Have you ever felt you were in place that could ideal for a timeless photograph, or in the presence of someone whose life could be a best-seller novel, or how about in an environment that simply blows away any perfect vacation spot you could have ever imagined?  Today, I sat in a very small room, dirt floors, mud and brick walls, filled with 8 individuals crowding around our dear friend Kauma who was run over by a bull.  Now Kauma is beyond a strong woman, full of zeal and zest, as well as stubbornness and attitude…she definitely holds a very special place in my heart.  This afternoon when we heard that she was in much pain due to this unexpected incident and we went to visit. 


There we found her, tiny, tiny, tiny, as if she went from petite body image to a childlike form yet she was strong.  She was there telling her story of what happened…not knowing that she was bleeding and in pain after falling over from the bulls hit…she kept walking him to where he was to be grazed and when she came back to shower she was covered in blood and could be barely stand the throbbing discomfort.  After walking herself to the clinic she found no one, then on to the next clinic where she was directed elsewhere, finally reaching the hospital where she was not treated for more than 6 hours…she was at last given morphine for the procedure to stitch up her wounds which was not strong enough so she felt each and every stitch through her upper thighs.
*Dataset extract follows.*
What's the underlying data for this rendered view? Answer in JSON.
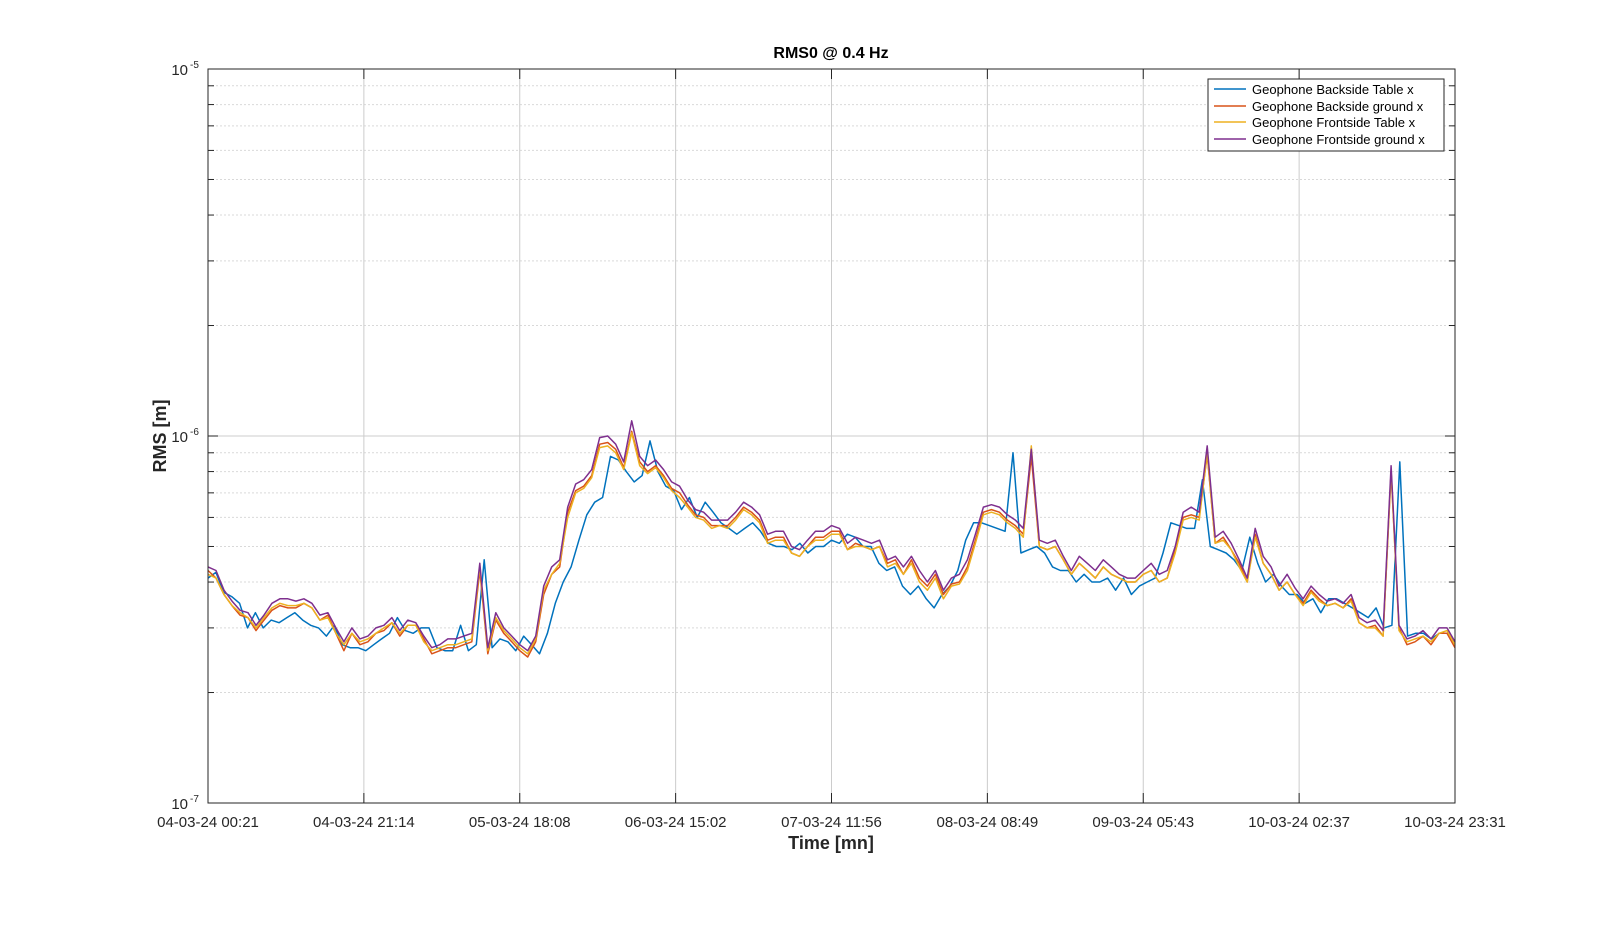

And there I was, sitting on a small stool with my sandals on my feet because as I tried to enter by removing them as is custom here, the women told me to keep them on.  I was just listening, watching her expressions, hearing the women’s responses to her story and having my friend Afuna Mark translate for me…as if pushing aside my challenges into the corner space of my world makes sense to me at times, here’s Kauma struggling to sit up after being run over by a bull, wondering how she will provide the next meal for her four orphaned grandchildren…the world wanted me there, life wanted me in that one room hut today in her presence to bring me back to what it was I came for…



“It takes one to know one…”


I suppose one could say it takes a nomad to better understand a nomad’s perception of the world
I suppose one could say it takes an adventurer to better understand the next adventurer’s quest for adventure
I suppose one could say it takes an artist to better understand an artist
I suppose one could say it takes a realist to recognize a realist
I suppose you could say that about anyone and anything……….



But what do people really mean when they say it takes one to know one…does it take one to know one through that person’s own expectations of what that one should know? Or does it take one to know one to simply recognize that one is one to begin with in which the one wishes to know?


You don’t have to be a cyclist to know one
You don’t have to be a world traveler to know one
You don’t have to be an addict to know one
You don’t have to be a musician to know one
You don’t have to be a shepherd to know one


The list is endless, endless, endless……………………..



You don’t have to be anything to know anything about anything unless you want to be someone who knows someone about someone…rather let’s hope you are someone who wants to know about someone else simply for your sincere interest in getting to know who they are rather than expecting to know who they are because they seem to be who they are because of what they are.


You can be someone, your own someone and you can know someone their own someone.


All of these lessons, all of these ducks, all of these stars, are lining up simply to provide the realization that no matter what I expect, what I initiate, what I plan, what I hope for, what I look for, what I want to do, what I am doing, where I want to be, what I am, where I am, where I’m going, where I’ve been, who I am, who I’ve been, who I am with and who I have been with is simply what makes me me and that ladies and gentlemen…that is what takes one to know one…it takes myself to know myself…it takes yourself to know yourself…and one day myself will know yourself and together we will be knowing each other.




Cheers to the people along the way that we had no idea existed and now play an ever important role in our lives.